Proposal: “The Problem of Knowledge and Data”

Despite a few technical snags, my proposal is in the hands of my committee members and thus beyond my control for the next two months. Time to shift gears and focus on paper-units for a while.

Since I put up a draft of my abstract, I thought I should go for broke and post my proposal as well. It’s shifted a bit in focus . . . lemme see if I can summarize it (this version has no abstract):

Knowledge. Kinda important issue for artificial intelligence and cognitive science. But a slippery beast—we don’t really know that much about what it could or should or might be. And one particularly intriguing question is how the detailed, transient, particular signals of an intelligent agent’s sensorimotor experience are related to the abstract, stable, and general summary information that we call knowledge. This is the aforementioned problem of knowledge and data.

Now, in artificial intelligence research, there’s been a lot of work on the representation of knowledge. In particular what kind of structure should be used for representation and what should go in it. Then, given different kinds of representations, how it is grounded (or given meaning) and how the content might be verified (and what it means to be true in the first place). That research has been helpful and interesting. But there’s an even-more-basic question about knowledge representation, which is what the knowledge is about—what does the representation represent? This choice about what knowledge refers to has consequences. 

So although we’ve spent lots of time on figuring out the problems and advantages of different representational schemes, there hasn’t been as much talk about different referents. But I think it matters, for grounding and verification and usability. In the proposal I briefly talk about the differences between taking an objective stance, which says knowledge is about the objects and laws of the physical world, and taking an empirical stance, which says knowledge is about patterns in sensorimotor data. 

That’s the setup. The actual thesis work I’m proposing has two parts.

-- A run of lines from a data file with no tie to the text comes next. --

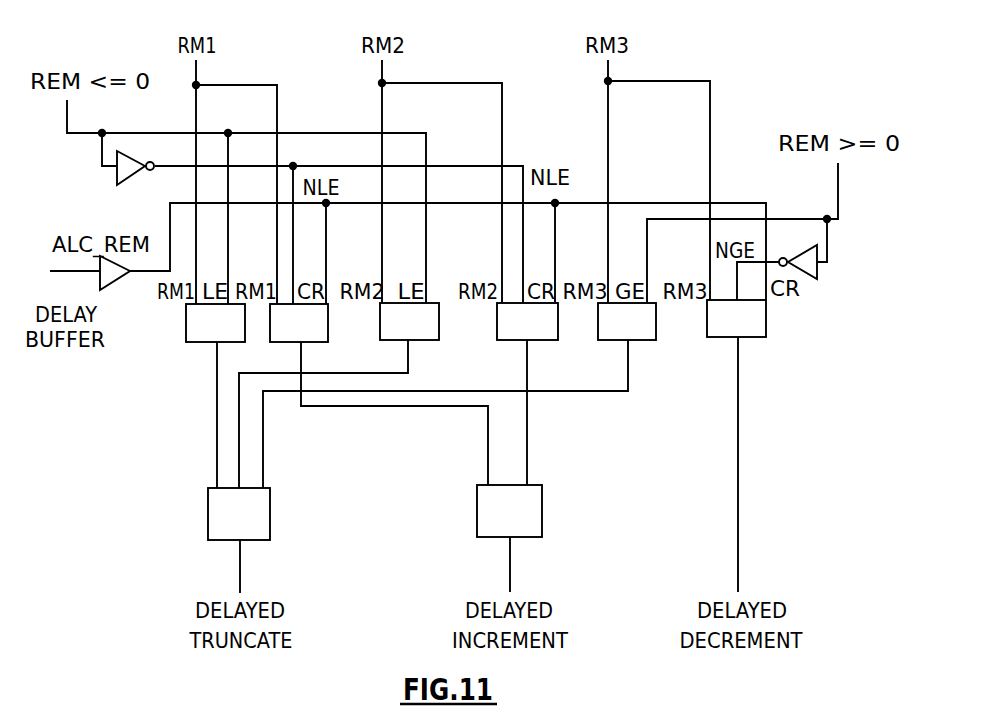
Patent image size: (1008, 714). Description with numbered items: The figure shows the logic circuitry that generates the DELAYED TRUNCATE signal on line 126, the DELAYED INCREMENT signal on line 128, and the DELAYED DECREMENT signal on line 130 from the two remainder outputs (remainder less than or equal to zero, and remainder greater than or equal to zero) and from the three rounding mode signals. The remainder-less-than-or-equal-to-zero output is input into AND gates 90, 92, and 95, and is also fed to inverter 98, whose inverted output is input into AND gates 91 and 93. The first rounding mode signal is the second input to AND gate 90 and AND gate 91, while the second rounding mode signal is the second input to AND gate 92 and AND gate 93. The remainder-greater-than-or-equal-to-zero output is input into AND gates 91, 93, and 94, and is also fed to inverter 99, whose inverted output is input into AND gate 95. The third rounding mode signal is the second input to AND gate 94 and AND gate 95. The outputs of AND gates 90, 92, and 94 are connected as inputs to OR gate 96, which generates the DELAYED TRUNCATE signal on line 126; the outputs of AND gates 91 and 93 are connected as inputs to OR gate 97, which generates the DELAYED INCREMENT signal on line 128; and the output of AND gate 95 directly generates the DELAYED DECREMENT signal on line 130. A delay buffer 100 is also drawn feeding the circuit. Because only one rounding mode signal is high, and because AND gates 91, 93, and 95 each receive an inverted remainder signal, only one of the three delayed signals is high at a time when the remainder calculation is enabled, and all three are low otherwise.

The AND gate 90 is at (205, 343).
The AND gate 91 is at (318, 343).
The AND gate 92 is at (417, 341).
The AND gate 93 is at (538, 341).
The AND gate 94 is at (640, 341).
The AND gate 95 is at (757, 338).
The OR gate 96 is at (208, 508).
The OR gate 97 is at (542, 498).
The inverter 98 is at (126, 180).
The inverter 99 is at (804, 278).
The delay buffer 100 is at (101, 288).
The line 126 is at (240, 563).
The line 128 is at (510, 560).
The line 130 is at (739, 560).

First, I want to analyze what we’ve done in AI for knowledge, particularly with respect to how knowledge and data interact. What are the strengths and weaknesses of different choices of referent and approaches to the problem of knowledge and data? After getting a clear handle on what we’ve got, I want to see what I can do. I want to implement a predictive representation specifically for general knowledge representation and see if our various tools for abstraction can actually turn around some of the current weaknesses in empirical representations. 

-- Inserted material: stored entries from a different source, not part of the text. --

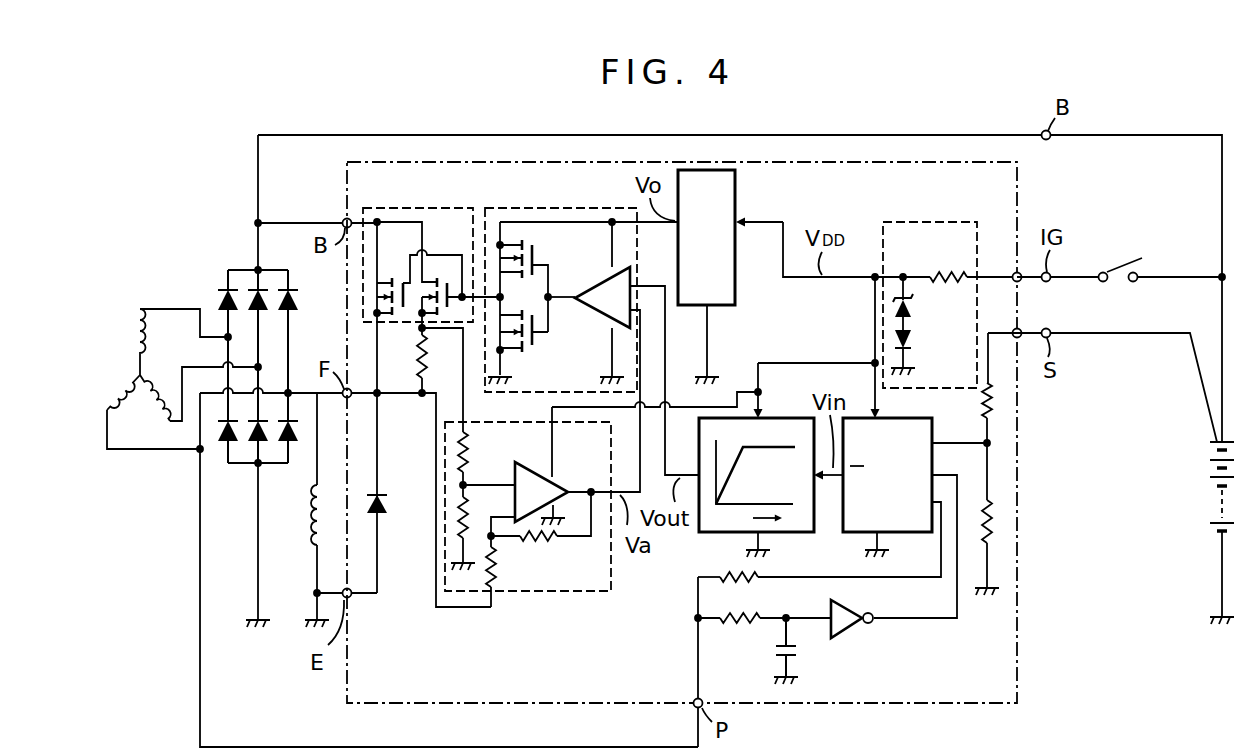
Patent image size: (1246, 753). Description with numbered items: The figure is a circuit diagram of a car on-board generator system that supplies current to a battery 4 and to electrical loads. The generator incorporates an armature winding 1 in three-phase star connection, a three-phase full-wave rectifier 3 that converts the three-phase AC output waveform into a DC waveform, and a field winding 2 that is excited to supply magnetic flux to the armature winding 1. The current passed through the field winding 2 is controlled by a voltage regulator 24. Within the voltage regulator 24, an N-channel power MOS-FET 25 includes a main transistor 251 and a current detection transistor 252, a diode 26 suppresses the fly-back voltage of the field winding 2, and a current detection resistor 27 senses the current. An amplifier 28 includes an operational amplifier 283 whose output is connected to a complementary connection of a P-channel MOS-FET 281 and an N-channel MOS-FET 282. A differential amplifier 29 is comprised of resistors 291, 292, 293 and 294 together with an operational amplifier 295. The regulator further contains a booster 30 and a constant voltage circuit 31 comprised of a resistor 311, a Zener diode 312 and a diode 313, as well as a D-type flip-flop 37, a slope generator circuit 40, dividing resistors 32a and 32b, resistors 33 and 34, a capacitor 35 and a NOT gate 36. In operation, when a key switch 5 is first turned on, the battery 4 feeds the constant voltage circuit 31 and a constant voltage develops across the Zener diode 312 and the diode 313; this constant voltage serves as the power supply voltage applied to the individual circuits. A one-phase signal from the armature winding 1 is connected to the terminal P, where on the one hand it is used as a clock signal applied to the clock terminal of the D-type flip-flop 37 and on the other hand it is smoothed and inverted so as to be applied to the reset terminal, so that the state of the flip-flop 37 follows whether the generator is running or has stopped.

The armature winding 1 is at (141, 392).
The field winding 2 is at (315, 516).
The three-phase full-wave rectifier 3 is at (246, 470).
The battery 4 is at (1205, 478).
The key switch 5 is at (1128, 258).
The voltage regulator 24 is at (410, 705).
The N-channel power MOS-FET 25 is at (431, 271).
The main transistor 251 is at (398, 272).
The current detection transistor 252 is at (445, 272).
The diode 26 is at (386, 506).
The current detection resistor 27 is at (426, 355).
The amplifier 28 is at (581, 282).
The P-channel MOS-FET 281 is at (530, 248).
The N-channel MOS-FET 282 is at (532, 348).
The operational amplifier 283 is at (592, 306).
The differential amplifier 29 is at (499, 528).
The resistor 291 is at (468, 440).
The resistor 292 is at (458, 506).
The resistor 293 is at (494, 576).
The resistor 294 is at (535, 543).
The operational amplifier 295 is at (556, 478).
The booster 30 is at (737, 295).
The constant voltage circuit 31 is at (950, 283).
The resistor 311 is at (942, 272).
The Zener diode 312 is at (908, 308).
The diode 313 is at (909, 340).
The dividing resistor 32a is at (1000, 400).
The dividing resistor 32b is at (1000, 525).
The resistor 33 is at (750, 585).
The resistor 34 is at (740, 627).
The capacitor 35 is at (800, 652).
The NOT gate 36 is at (852, 628).
The D-type flip-flop 37 is at (898, 535).
The slope generator circuit 40 is at (722, 534).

That’s the gist. It’s more carefully laid out in the proposal. Let me know what you think! Love it? Hate it? Reserving judgement over whether or not this is actually a comp sci thesis? After incubating the ideas for ages I’m looking forward to hearing what people think!

I’ll be giving a practice candidacy talk in a Tea-Time-Talk soonish. Patrick will keep us all posted…

The Problem of Knowledge and Data (pdf)

The logic works regardless of what the variables are…

 A random thought, from reading this article on cheating(Mike’s fault)

and bumping into this quote: “Propositional calculus is a system for deducing conclusions from true premises. It uses variables for statements because the logic works regardless of what the statements are.”

Which is standard stuff but it struck me that the whole problem of this view is the problem of definition (Plato’s problem in the Margolis and Laurence survey).

Logic works regardless of what the statements are as long as the variables mean what you wanted them to mean. “If P, then Q. P, therefore Q.” This is true so long as the entities you want to sub in for P and Q can properly take a true or false value. So we get told modus ponens as if it’s “this is a universal truth” and well, it’s more like 1+1=2, isn’t it? That *can* be one of the universals. Doesn’t have to be (dangit, I have to read up on Gödel one of these days). And even so, it rather hinges on the definition of 1 and 2. One cup of water and one cup of sugar doesn’t make two cups of anything.

Reading further (the article’s quite interesting) I see I’m not alone in this wait-a-minute reaction and now I have to look up the Wason selection task and David Buller’s critique of it.

Anyway, apparently, “meaning matters” is going to be my new hobby-horse.